Angels & Kings. So nice and white.

Last week a group of Chicago Bears were denied entry into the Angels & Kings nightclub in Chicago. Apparently, they were told the club was already being leased for the night and that they were not welcome.

You know where this is going.

By next morning it was all over the Internet and in the press. The primary question was did the club deny entrance to the group because it was comprised of mostly black men? The fact that these guys were famous athletes made the story even more provocative. You’d think they’d want celebrities in the club.

In fairness to Angels & Kings, which is partially owned by Pete Wentz of Fallout Boy (ugh!), another entity was leasing the club that night. In addition, not all the players denied entry were black. And, finally, according to eyewitness accounts, several rejected Bears didn’t seem to give a shit. They would take their copious wads of money (arguably undeserved this year) to some other overrated club in Chicago’s touristy River North district, which is exactly what they did.

Still, the accusations of racial profiling by the club came fast and furious. Sorry, Mr. Wentz, but the “fallout” was brutal. Actually, it’s still going on. Inquiries are being made. The usual denials, rebuttals and arguments…

Why am I writing about racial profiling? Because not only is it disturbing and fascinating but to me it feels awfully similar to target marketing. An advertiser (Angels & Kings) targets a specific group (white men and women) to embrace his brand (upscale & hip), forsaking all others (blacks and other minorities). In fact, one could argue that maintaining the brand’s equity actually requires the brand manager to forsake all others.

Calm down. I’m not a hater; I’m just turning around an argument and framing it in the context of marketing.

But take this truth and suck on it: racial profiling occurs in every club with a gated entrance, bouncer, and cover charge. That’s what the rope is for: Keeping. People. Out.

I’ve spoken to several influential club owners in this town and they all freely admit to racially profiling customers. Furthermore, they claim it’s standard operating procedure. One told me his business wouldn’t succeed if it operated more democratically. How do they get away with it? The easiest trick is invoking a dress code. If an owner doesn’t want you in his club he needs only to find something inappropriate about your wardrobe. This happens all the time.
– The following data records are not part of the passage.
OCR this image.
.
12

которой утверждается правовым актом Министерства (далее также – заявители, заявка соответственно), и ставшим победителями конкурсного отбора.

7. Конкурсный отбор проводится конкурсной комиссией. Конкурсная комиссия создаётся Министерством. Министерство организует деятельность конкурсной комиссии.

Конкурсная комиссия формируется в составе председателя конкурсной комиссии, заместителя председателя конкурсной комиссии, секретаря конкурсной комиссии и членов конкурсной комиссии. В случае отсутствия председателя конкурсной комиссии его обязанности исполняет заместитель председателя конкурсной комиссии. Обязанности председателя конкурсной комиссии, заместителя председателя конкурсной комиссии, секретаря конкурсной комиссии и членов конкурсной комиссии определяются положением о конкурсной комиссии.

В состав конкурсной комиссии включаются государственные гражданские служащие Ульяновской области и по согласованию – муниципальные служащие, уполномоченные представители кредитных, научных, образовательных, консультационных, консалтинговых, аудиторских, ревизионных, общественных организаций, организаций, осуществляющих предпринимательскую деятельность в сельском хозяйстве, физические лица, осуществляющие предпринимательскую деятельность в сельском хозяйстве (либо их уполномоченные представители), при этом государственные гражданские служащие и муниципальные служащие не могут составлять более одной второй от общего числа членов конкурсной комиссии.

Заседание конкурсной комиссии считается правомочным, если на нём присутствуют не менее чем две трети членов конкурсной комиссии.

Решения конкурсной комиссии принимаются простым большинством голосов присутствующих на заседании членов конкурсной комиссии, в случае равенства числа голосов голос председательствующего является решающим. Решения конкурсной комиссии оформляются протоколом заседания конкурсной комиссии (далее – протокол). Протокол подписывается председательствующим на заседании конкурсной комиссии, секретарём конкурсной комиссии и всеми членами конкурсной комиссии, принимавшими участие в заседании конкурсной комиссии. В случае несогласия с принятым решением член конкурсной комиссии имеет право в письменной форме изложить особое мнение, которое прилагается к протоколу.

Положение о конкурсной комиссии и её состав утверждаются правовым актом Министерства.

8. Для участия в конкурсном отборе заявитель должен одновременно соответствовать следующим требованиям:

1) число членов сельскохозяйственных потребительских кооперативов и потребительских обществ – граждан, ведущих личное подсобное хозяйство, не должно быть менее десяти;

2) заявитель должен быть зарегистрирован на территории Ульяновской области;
Is it a racist agenda or is the proprietor just trying to protect his brand?

And it’s not just African-Americans getting “blacklisted.”

Recently, a popular club in Chicago’s so-called Viagra triangle became “overrun” with young Indians. According to the owner they were an invasive species, crowding out the regular customers. Via arbitrary dress codes and made up private parties, the bar’s owner began turning them away in droves. It worked. The “locusts” moved on to another field. His words not mine.

What do you think? Does a brand have a right to choose its customers? What about the age-old practice of charging men a cover but not women? Is that prejudiced? If so, where’s the uproar? Before answering any of these questions, ask yourself what you would do if, for example, you owned a club and your regular customers stopped coming in because another group was. Maybe you’re not so liberal in your own back yard.